Farmers diversify their crops
This photo may seem odd, and rightly so: these aren’t tea leaves, but mint. However, this photo perfectly illustrates an aspect of my work. Many small producers around the world grow tea, harvesting and selling the fresh leaves to a co-operative, a farmer bigger than they are, or a company, who then processes the leaves. These small producers can sometimes have strong economic power, when demand for leaves is higher than supply. But more often than not they’re dependent on the buyer. So it’s always better if a small producer makes only part of their income from tea, and grows other crops alongside it such as potatoes, ginger, fruit and so on. This protects them from fluctuations in the price of tea, and gives them greater peace of mind.
Wild and beautiful
I can never get over the beauty of Malawi. Every week, as I prepare for my blog article, I go back over the different photos I like but haven’t yet used here. And it’s always the pictures of Malawi that capture my attention for a long time. The scenery is truly stunning. I know my photo isn’t that good, you can see the tea plants aren’t completely in focus, but the extraordinary light, all those shades of green and yellow, the beautiful blue sky fringed with white clouds, the high plateaus, that wildness extending to the horizon, those soft lines and other, more angular ones… We live in such an incredible world! If we remember to open our eyes and look, of course. And if we aren’t set on destroying it.
For My
For many people who work with tea, it is not an industry like any other. There can be a lot of love in tea. A lot of generosity and humanity. There can also be a lot of passion, among aficionados and producers, as well as the people who work in our stores, and give you advice. I would like to dedicate this photo to My, who worked for many years at Palais des Thés in Brussels, and who also loved to draw. She left this world far too soon.
Time for a get-together
It is up to us to protect nature
Most countries of the world have met in Paris to try to find a solution to the ecological catastrophe threatening us. First, we need to remind ourselves that we are responsible for this catastrophe. So it is not the catastrophe itself that threatens us, it is ourselves. Humans have, despite their so-called superiority, managed to become a major danger to all living creatures, all ecosystems, and also to themselves.

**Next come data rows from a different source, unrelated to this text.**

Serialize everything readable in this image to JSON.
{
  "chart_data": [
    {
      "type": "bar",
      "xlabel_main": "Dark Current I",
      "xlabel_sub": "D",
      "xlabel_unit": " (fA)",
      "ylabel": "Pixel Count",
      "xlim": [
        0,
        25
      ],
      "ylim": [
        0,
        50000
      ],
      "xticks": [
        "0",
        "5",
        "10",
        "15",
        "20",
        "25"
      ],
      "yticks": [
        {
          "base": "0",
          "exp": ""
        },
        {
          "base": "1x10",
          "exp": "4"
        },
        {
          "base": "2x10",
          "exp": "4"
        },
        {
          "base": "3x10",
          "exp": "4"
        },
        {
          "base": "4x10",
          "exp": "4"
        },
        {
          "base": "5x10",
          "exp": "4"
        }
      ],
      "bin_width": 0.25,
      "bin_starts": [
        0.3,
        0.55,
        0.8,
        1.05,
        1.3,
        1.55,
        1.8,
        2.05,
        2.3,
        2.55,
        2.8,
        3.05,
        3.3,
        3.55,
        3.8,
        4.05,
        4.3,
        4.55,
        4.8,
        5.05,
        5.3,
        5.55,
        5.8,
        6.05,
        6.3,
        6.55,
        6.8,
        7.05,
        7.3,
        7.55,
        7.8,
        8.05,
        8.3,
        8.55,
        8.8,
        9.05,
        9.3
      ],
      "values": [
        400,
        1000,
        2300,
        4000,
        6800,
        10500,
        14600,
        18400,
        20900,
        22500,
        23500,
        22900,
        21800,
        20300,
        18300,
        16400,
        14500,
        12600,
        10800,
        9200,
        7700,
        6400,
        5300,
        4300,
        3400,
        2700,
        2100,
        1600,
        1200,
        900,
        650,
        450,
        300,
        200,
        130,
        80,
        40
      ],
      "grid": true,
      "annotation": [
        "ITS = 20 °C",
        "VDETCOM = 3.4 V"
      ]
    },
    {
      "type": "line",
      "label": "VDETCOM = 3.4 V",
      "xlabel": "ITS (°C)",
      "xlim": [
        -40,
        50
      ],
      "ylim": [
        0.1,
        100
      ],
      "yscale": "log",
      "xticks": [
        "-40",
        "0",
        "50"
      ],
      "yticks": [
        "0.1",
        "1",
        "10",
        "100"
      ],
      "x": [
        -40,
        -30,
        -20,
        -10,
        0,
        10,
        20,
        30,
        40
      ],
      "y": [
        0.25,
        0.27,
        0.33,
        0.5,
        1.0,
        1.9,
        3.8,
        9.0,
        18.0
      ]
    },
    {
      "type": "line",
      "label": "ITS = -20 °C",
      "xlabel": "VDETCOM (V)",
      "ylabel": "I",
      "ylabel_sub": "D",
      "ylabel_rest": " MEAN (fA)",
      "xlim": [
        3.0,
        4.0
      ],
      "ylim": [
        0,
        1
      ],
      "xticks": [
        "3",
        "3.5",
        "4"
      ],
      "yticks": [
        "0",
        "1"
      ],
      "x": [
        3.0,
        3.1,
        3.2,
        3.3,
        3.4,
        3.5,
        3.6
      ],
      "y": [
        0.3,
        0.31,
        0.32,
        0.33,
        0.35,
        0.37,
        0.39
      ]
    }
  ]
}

It is up to us to change our ways. There is no fate. In fact it is not scientific progress that is leading to global warming, but the behaviour of a tiny minority of the people living on this Earth, who are monopolising most of our resources for their own benefit and to gain maximum profit from them. They consume at a frenzied pace, with complete disregard for our natural surroundings.
We must reconcile ourselves with our environment. We need to understand that we are just a part of it, and that to live in harmony with our environment we must accept that we are simply its inhabitants. We must understand that a river, a mountain, a forest, a swamp, an ocean or a high plateau is an ecosystem in itself and that it too has its own existence. An existence that demands our attention.
We will start to do better, and so will the planet, which gives us its resources and its beauty, when we have understood that Earth is not here to serve us humans. That we do not own it. That we have no rights to it, except to protect it, with all its richness and diversity. And that we have better things to do with our lives than to measure our success through what we consume.